L’heure de la vengeance arrivée, le berger Thorel, disciple et ami de G***, fait entendre à son tour que M. le curé pourra bien s’en repentir, et qu’il se fera, lui Thorel, l’exécuteur des menaces de son maître.

Deux enfants, l’un de douze ans, l’autre de quatorze, se destinant à entrer au séminaire, sont élevés au presbytère de Cideville ; ils vont servir tout d’abord d’instruments à la vengeance de Thorel. On voit, à une vente publique, le berger s’approcher du plus jeune des enfants, et peu d’heures après, les phénomènes mystérieux apparaissaient.

Aussitôt après la rentrée de cet enfant, une espèce de trombe ou bourrasque violente vient s’abattre sur le malheureux presbytère ; puis, à la suite de cette bourrasque, des coups semblables à des coups de marteau ne cessent de se faire entendre dans toutes les parties de la maison, sous les planchers, sur les plafonds, sous les lambris. Ces coups sont souvent d’une force à ébranler la maison, à la faire tomber en démence (ruine), ainsi que le prophétise le berger lui-même. On peut les entendre à deux kilomètres de distance. Cent cinquante personnes de Cideville explorent la maison, sans pouvoir en découvrir la cause.

Ce n’est pas tout.
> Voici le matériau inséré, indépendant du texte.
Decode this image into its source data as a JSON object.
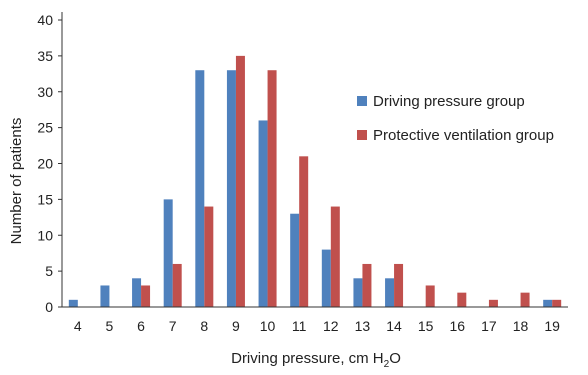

Les carreaux se brisent et tombent en tout sens, les objets s’agitent, les tables se culbutent ou se promènent, les chaises se groupent et restent suspendues dans les airs, les chiens sont jetés à croix ou pile au plafond, les couteaux, les brosses, les bréviaires s’envolent par une fenêtre et rentrent par la fenêtre opposée, les pelles et les pincettes quittent le foyer et s’avancent toutes seules dans le salon, les fers à repasser qui sont devant la cheminée reculent, et le feu les poursuit jusqu’au milieu du plancher ; des marteaux volent en l’air avec force et se déposent avec la lenteur et la légèreté d’une plume sur le parquet ; d’énormes pupitres s’entrechoquent et se brisent ; un d’entre eux, chargé de livres, arrive violemment et horizontalement jusqu’au front d’un témoin honorable, M. R. de Saint-V***, puis, sans le toucher, tombe perpendiculairement à ses pieds.

Madame de Saint-V***, témoin de vingt expériences analogues, se sent un jour tirée par la pointe de sa mante, sans apercevoir la main invisible qui la tire ; le maire du village reçoit à son tour un coup violent sur la cuisse, et au cri que cette violence lui arrache, un être invisible répond par une caresse qui lui enlève toute douleur.